Vingt minutes lui suffirent pour atteindre la rue Drouot et la banque Lecœur.

« Mon oncle est là ? demanda-t-il au garçon de bureau qui se levait à son approche.

— Oui, monsieur Xirdal.

— Seul ?

— Seul. »

Zéphyrin Xirdal poussa la porte matelassée et pénétra dans le cabinet du banquier.

« Tiens !… c’est toi ? demanda machinalement M. Lecœur, en voyant apparaître son pseudo-neveu.

— Puisque me voilà en chair et en os, répondit Zéphyrin Xirdal, j’oserai prétendre que la question est oiseuse et qu’une réponse serait superfétatoire. »

M. Lecœur, habitué aux singularités de son filleul, qu’il considérait avec raison comme un être déséquilibré, mais, par certains côtés, génial, se mit à rire de bon cœur.
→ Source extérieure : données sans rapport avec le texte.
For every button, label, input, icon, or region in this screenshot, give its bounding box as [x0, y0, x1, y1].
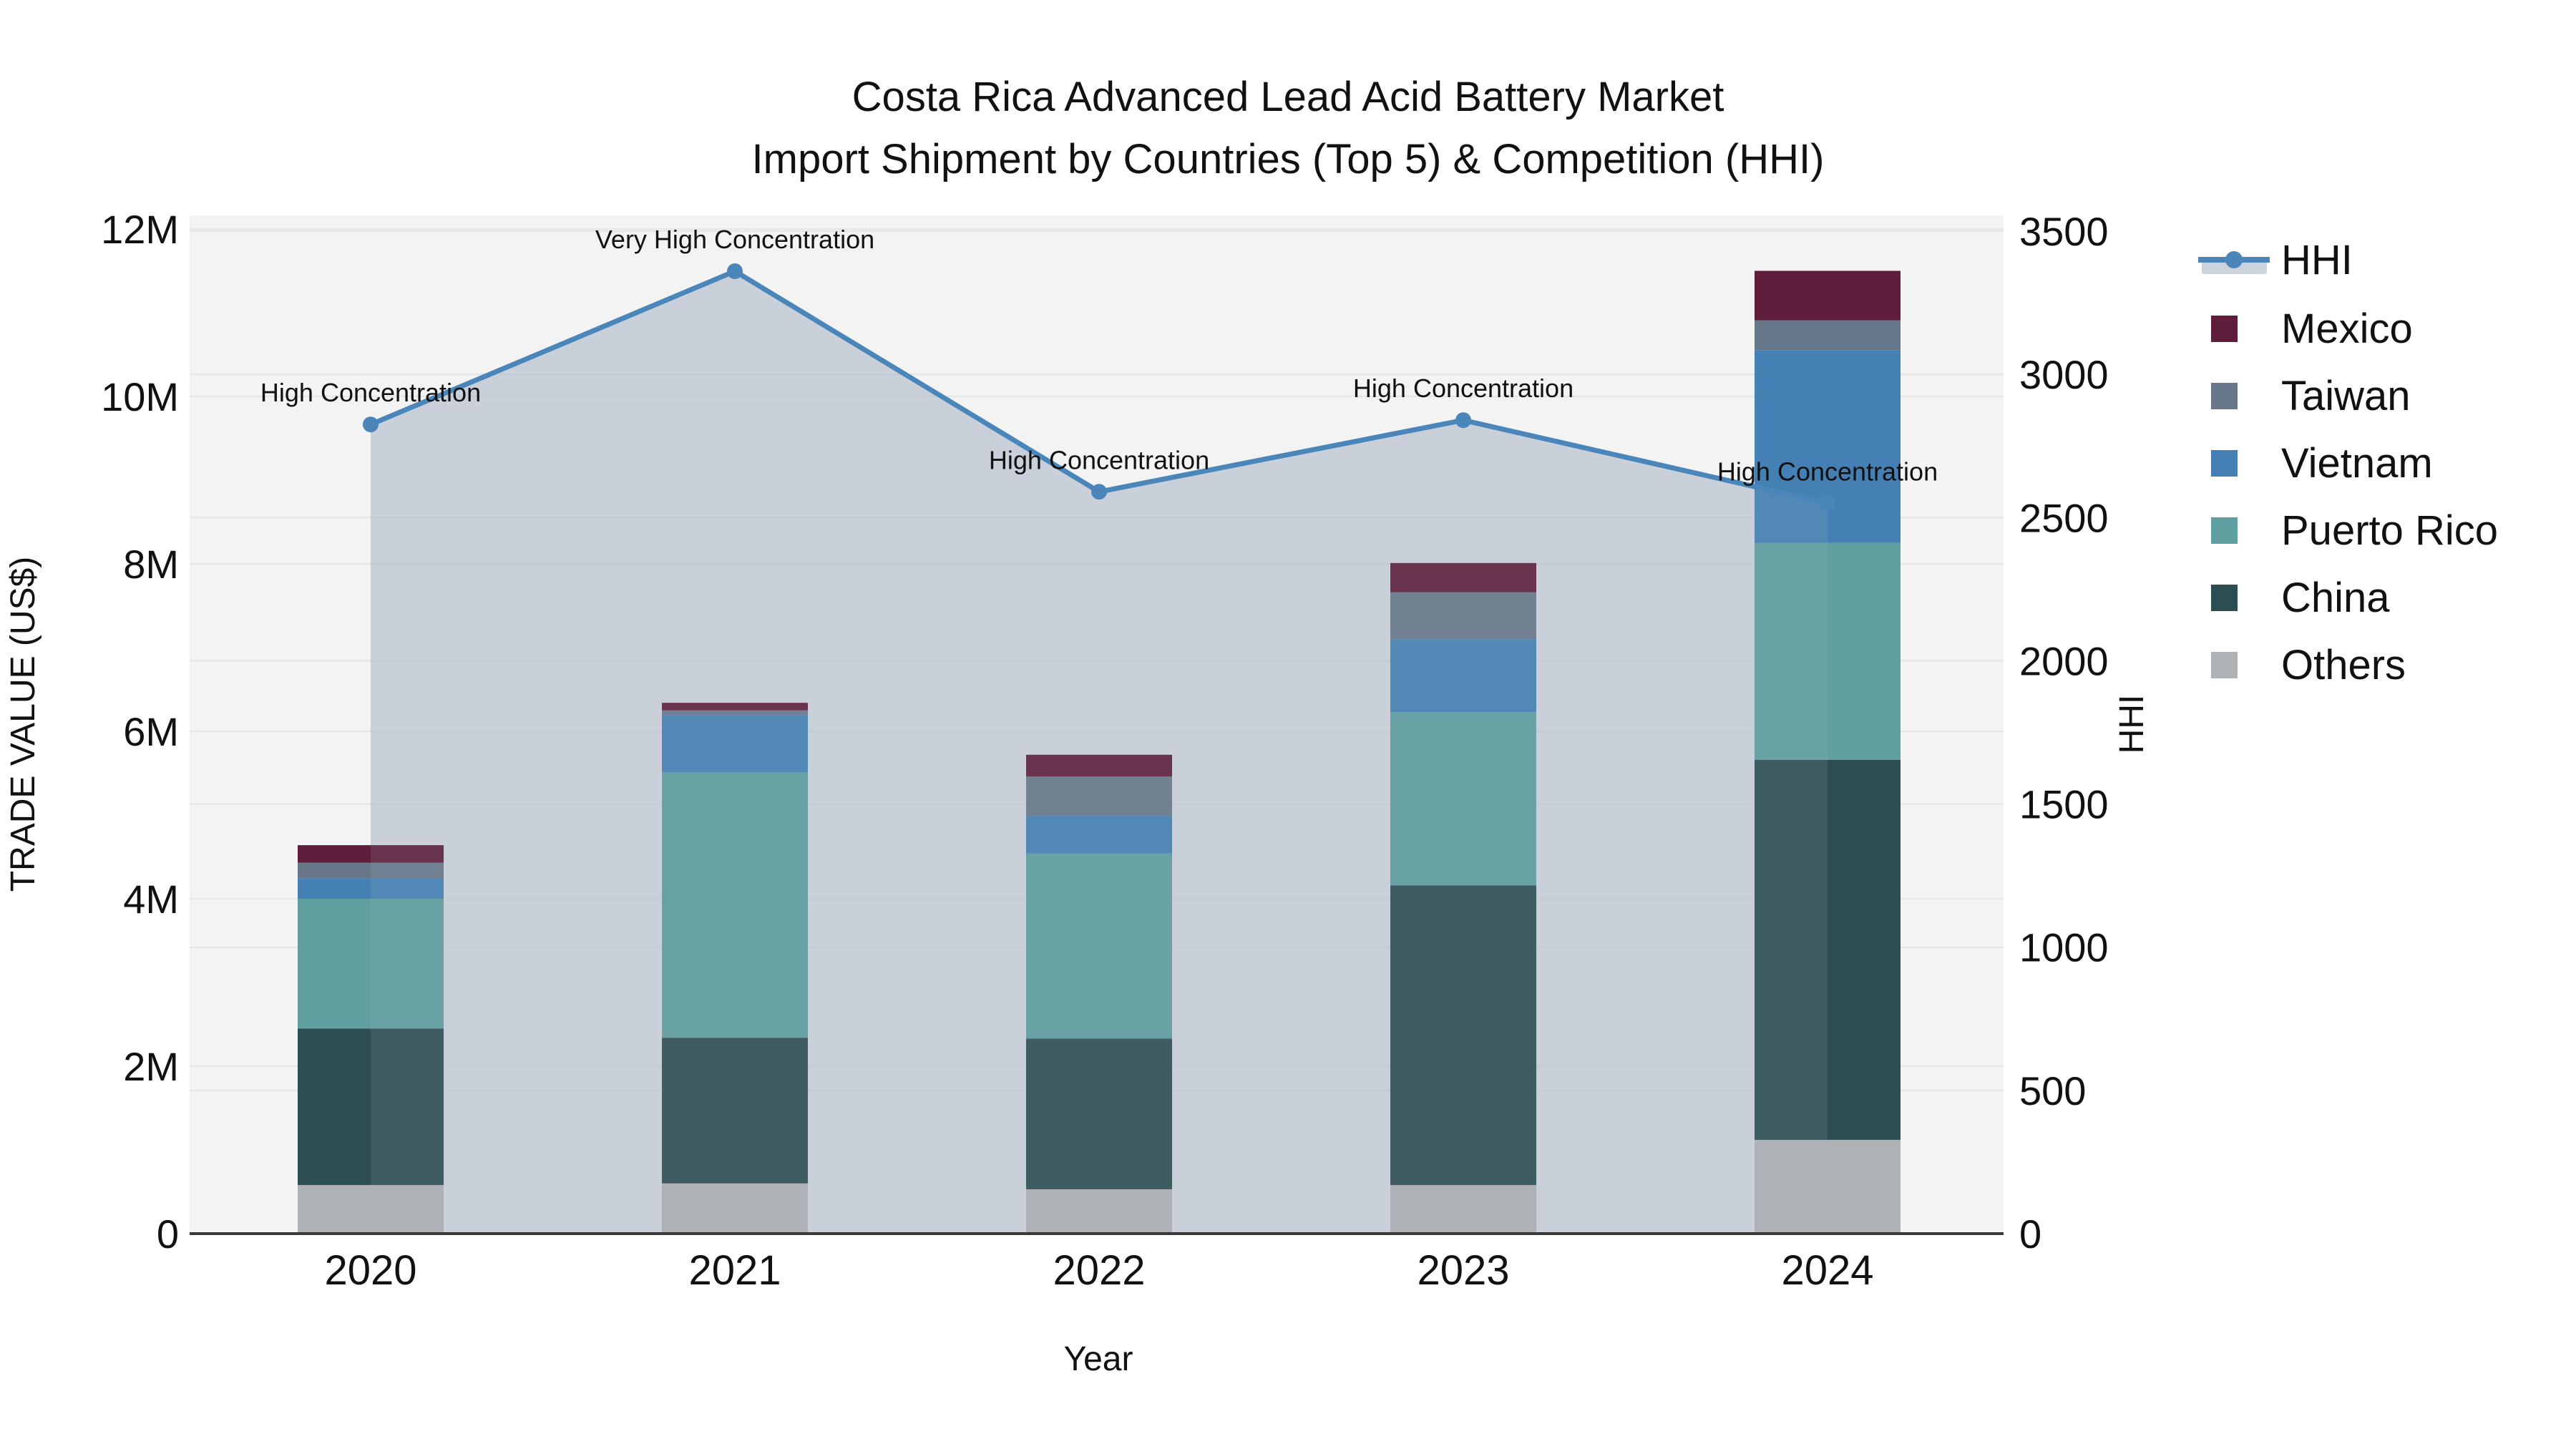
bar-segment-puerto-rico [1390, 712, 1536, 886]
annotation-2021: Very High Concentration [595, 225, 874, 254]
bar-segment-china [1755, 759, 1901, 1140]
legend-color-swatch [2211, 450, 2238, 477]
bar-segment-others [1390, 1185, 1536, 1234]
bar-segment-puerto-rico [1026, 853, 1172, 1039]
legend-label: China [2281, 575, 2390, 621]
y-right-axis-title: HHI [2113, 695, 2151, 754]
hhi-marker-2023 [1455, 412, 1471, 429]
bar-segment-vietnam [298, 878, 444, 899]
bar-segment-china [298, 1028, 444, 1186]
chart-title-line1: Costa Rica Advanced Lead Acid Battery Ma… [852, 74, 1724, 120]
bar-segment-mexico [298, 845, 444, 863]
legend-item-puerto-rico[interactable]: Puerto Rico [2211, 507, 2498, 554]
bar-segment-others [1755, 1139, 1901, 1234]
legend-label: Vietnam [2281, 440, 2433, 487]
bar-segment-mexico [1390, 562, 1536, 592]
legend-item-china[interactable]: China [2211, 575, 2390, 621]
x-tick-label-2021: 2021 [688, 1247, 781, 1294]
y-right-tick-label: 0 [2019, 1211, 2041, 1257]
annotation-2023: High Concentration [1353, 374, 1574, 403]
bar-segment-puerto-rico [1755, 542, 1901, 760]
annotation-2020: High Concentration [260, 378, 481, 407]
legend: HHI Mexico Taiwan Vietnam Puerto Rico China Ot… [2198, 237, 2498, 688]
y-left-tick-label: 6M [123, 709, 179, 754]
bar-segment-puerto-rico [298, 899, 444, 1029]
y-left-tick-label: 12M [101, 207, 179, 252]
y-left-tick-label: 10M [101, 374, 179, 419]
bar-segment-others [298, 1185, 444, 1234]
legend-color-swatch [2211, 316, 2238, 342]
hhi-area-overlay [371, 271, 1828, 1234]
bar-segment-china [1026, 1038, 1172, 1189]
annotation-2022: High Concentration [989, 445, 1209, 474]
legend-item-others[interactable]: Others [2211, 642, 2406, 688]
hhi-marker-2022 [1091, 484, 1107, 500]
bar-segment-vietnam [662, 715, 808, 773]
y-right-tick-label: 2000 [2019, 638, 2109, 683]
bar-segment-mexico [662, 703, 808, 711]
chart-title-line2: Import Shipment by Countries (Top 5) & C… [752, 136, 1825, 182]
y-right-tick-label: 500 [2019, 1068, 2086, 1113]
y-right-tick-label: 1500 [2019, 782, 2109, 827]
x-tick-label-2022: 2022 [1053, 1247, 1145, 1294]
legend-color-swatch [2211, 585, 2238, 611]
hhi-marker-2024 [1820, 495, 1835, 512]
y-left-tick-label: 4M [123, 877, 179, 922]
hhi-marker-2021 [727, 263, 743, 280]
bar-segment-puerto-rico [662, 772, 808, 1038]
legend-label: Taiwan [2281, 373, 2411, 419]
bar-segment-china [662, 1038, 808, 1184]
legend-label: Puerto Rico [2281, 507, 2498, 554]
y-right-tick-label: 3000 [2019, 352, 2109, 397]
x-tick-label-2023: 2023 [1417, 1247, 1509, 1294]
legend-color-swatch [2211, 383, 2238, 409]
bar-segment-mexico [1026, 754, 1172, 777]
bar-segment-mexico [1755, 270, 1901, 321]
x-tick-label-2020: 2020 [324, 1247, 416, 1294]
y-left-tick-label: 2M [123, 1044, 179, 1089]
y-left-tick-label: 0 [157, 1211, 179, 1257]
legend-label: Mexico [2281, 306, 2413, 352]
annotation-2024: High Concentration [1717, 457, 1938, 486]
x-tick-label-2024: 2024 [1781, 1247, 1873, 1294]
y-right-tick-label: 3500 [2019, 209, 2109, 254]
hhi-marker-2020 [363, 416, 379, 433]
y-left-axis-title: TRADE VALUE (US$) [4, 557, 42, 892]
y-left-tick-label: 8M [123, 542, 179, 587]
bar-segment-taiwan [1755, 320, 1901, 351]
bar-segment-taiwan [1390, 592, 1536, 640]
y-right-tick-label: 2500 [2019, 495, 2109, 540]
legend-item-vietnam[interactable]: Vietnam [2211, 440, 2433, 487]
bar-segment-others [1026, 1189, 1172, 1234]
bar-segment-china [1390, 885, 1536, 1186]
x-axis-title: Year [1064, 1340, 1133, 1378]
legend-hhi-marker-icon [2225, 251, 2243, 268]
legend-item-taiwan[interactable]: Taiwan [2211, 373, 2411, 419]
legend-item-mexico[interactable]: Mexico [2211, 306, 2413, 352]
legend-color-swatch [2211, 517, 2238, 544]
bar-segment-taiwan [1026, 776, 1172, 816]
legend-color-swatch [2211, 652, 2238, 678]
legend-item-hhi[interactable]: HHI [2198, 237, 2353, 283]
legend-label: Others [2281, 642, 2406, 688]
y-right-tick-label: 1000 [2019, 925, 2109, 970]
plot-area: 0 2M 4M 6M 8M 10M 12M 0 500 1000 1500 2000 2500 3000 3… [101, 207, 2109, 1294]
bar-segment-taiwan [298, 862, 444, 879]
bar-segment-taiwan [662, 710, 808, 716]
bar-segment-vietnam [1390, 639, 1536, 713]
legend-label: HHI [2281, 237, 2353, 283]
bar-segment-vietnam [1026, 816, 1172, 854]
bar-segment-others [662, 1183, 808, 1234]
« En effet ! reconnut-il, mais répondre tout bonnement : oui aurait été plus court. Et le but de ta visite, ai-je le droit de le demander ?

— Vous l’avez, car…

— Inutile ! interrompit M. Lecœur. Ma seconde question est aussi superflue que la première, l’expérience m’ayant prouvé que je te vois seulement lorsque tu as besoin d’argent.

— Eh ! objecta Zéphyrin Xirdal, n’êtes-vous pas mon banquier ?

— Il est vrai, accorda M. Lecœur, mais toi, tu es un bien singulier client ! Me permettras-tu, à ce propos, de te donner un conseil ?

— Si ça peut vous être agréable !

— Ce conseil, c’est d’être un peu moins économe. Que diable, mon cher ami, que fais-tu de ta jeunesse ? As-tu seulement idée de l’état de ton compte chez moi ?

— Pas la moindre.

— Il est monstrueux, ton compte, tout simplement. Eh quoi ! tes parents t’ont laissé plus de quinze mille francs de rente, et tu n’arrives pas à en dépenser quatre mille !

— Bah !… fit Xirdal, en paraissant fort surpris de cette remarque, qu’il entendait, au bas mot, pour la vingtième fois.